Elements Pt. 1
~reviewed by Eric Rasmussen
Given the number of power metal CDs we're sent each month, it'd be easy to review this CD in four words: "hey, it's power metal." But Stratovarius has always stood out in the power metal scene, and indeed, they're one of its current leaders. So the question of the month is whether or not Elements Part 1 is worthy of their legacy...
drumroll... wait for it...
How's that for an excited yes? I'm getting in a power metal mood now. From the brightly colored rainbow cover to the happy hyper guitars and high pitched vocals, Stratovarius take a tried and true formula and make it work. The real question of the month should be whether or not real men can justifiably listen to this music. I'm not going to touch that one.
But I can tell you that Elements Pt. 1 is a very ambitious release that manages to deliver. Using a live orchestra, Stratovarius have crafted some of their best songs yet. Most notably, "Soul of a Vagabond" is worth the price of the CD. It has an epic 70's styled orchestral theme that backs a powerful, driving bass riff, memorable guitar riffs and solos, and an amazing chorus complete with choirs. The song bears more resemblance to Savatage than power metal, but Timo Kotipelto's revered voice is still falsetto - no big changes there.
The rest of the songs take you through an array of power metal standards. From the classical stylings of "Find Your Own Voice" and "Stratofortress" to the thematic and upbeat "Eagleheart", Elements Pt. 1 is as power metal as power metal can get. And that's pretty power metal, if you ask me. The CD ends on a ballad, "A Drop in the Ocean," which is surprisingly atmospheric and emotive. Whenever the word 'ballad' gets tossed around in power metal circles, it's usually a bad sign. This time, it works. The superb production allows each individual note room to breathe, so every instrument plays a large role in the sound.
Going back to my original question about whether or not real men can listen to this and remain real men, well, that's personal. But in a way this review is useless. Because if you enjoy power metal and you aren't scheming to get this CD already, then there's nothing I can do for you. For the most part, this is a love it or hate it affair. However, I do suggest that even non-power metal fans give this one a chance. I hardly consider myself a fan of the genre, but somehow Stratovarius entertain me.

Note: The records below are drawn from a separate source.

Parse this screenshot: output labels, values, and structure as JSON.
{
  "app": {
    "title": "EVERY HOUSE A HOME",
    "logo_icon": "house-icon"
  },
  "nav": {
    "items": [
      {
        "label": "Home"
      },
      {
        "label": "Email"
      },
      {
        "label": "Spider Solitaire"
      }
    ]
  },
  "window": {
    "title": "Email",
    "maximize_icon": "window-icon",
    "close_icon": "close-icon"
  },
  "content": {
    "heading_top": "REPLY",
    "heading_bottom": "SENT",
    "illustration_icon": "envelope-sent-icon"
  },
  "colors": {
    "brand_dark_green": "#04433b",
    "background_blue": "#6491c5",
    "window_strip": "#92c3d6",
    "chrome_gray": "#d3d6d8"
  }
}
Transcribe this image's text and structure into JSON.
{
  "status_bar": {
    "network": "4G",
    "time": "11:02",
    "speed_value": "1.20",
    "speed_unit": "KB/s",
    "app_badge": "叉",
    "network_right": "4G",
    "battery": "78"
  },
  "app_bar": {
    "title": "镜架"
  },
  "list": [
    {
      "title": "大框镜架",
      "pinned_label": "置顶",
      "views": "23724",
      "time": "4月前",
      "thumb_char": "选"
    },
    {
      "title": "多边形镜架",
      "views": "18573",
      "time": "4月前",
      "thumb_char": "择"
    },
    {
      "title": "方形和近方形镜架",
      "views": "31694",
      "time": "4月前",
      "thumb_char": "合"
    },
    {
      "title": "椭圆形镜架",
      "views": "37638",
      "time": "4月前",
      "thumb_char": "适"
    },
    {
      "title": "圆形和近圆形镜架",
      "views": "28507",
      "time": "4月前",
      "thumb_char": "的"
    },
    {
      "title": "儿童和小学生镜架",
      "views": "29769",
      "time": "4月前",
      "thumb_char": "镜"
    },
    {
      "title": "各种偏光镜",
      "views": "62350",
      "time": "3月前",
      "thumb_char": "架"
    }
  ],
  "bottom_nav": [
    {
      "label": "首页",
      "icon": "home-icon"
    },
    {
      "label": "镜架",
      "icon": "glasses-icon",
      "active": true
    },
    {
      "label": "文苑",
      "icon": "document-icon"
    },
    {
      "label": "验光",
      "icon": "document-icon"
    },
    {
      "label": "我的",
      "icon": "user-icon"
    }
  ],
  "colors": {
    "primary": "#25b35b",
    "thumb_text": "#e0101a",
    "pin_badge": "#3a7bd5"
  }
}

They do have a tendency to resort to cliche power metal sounds every so often, but largely their focus is on powerfully evocative songwriting. So forget the genre labels for a minute, and listen to Stratovarius without any preconceptions of what they *should* sound like. You'll see that amdist the 80's cliches and occasionally whiny vocals, there is a wealth of artistic merit, memorable melodies, and excellent musicmanship. For me, the live orchestra and choir is what propels this record into the "must check out" category. I've never before been interested enough in Stratovarius to listen through a whole CD of theirs, but I can safely say that Elements Pt. 1 delivers all the way through.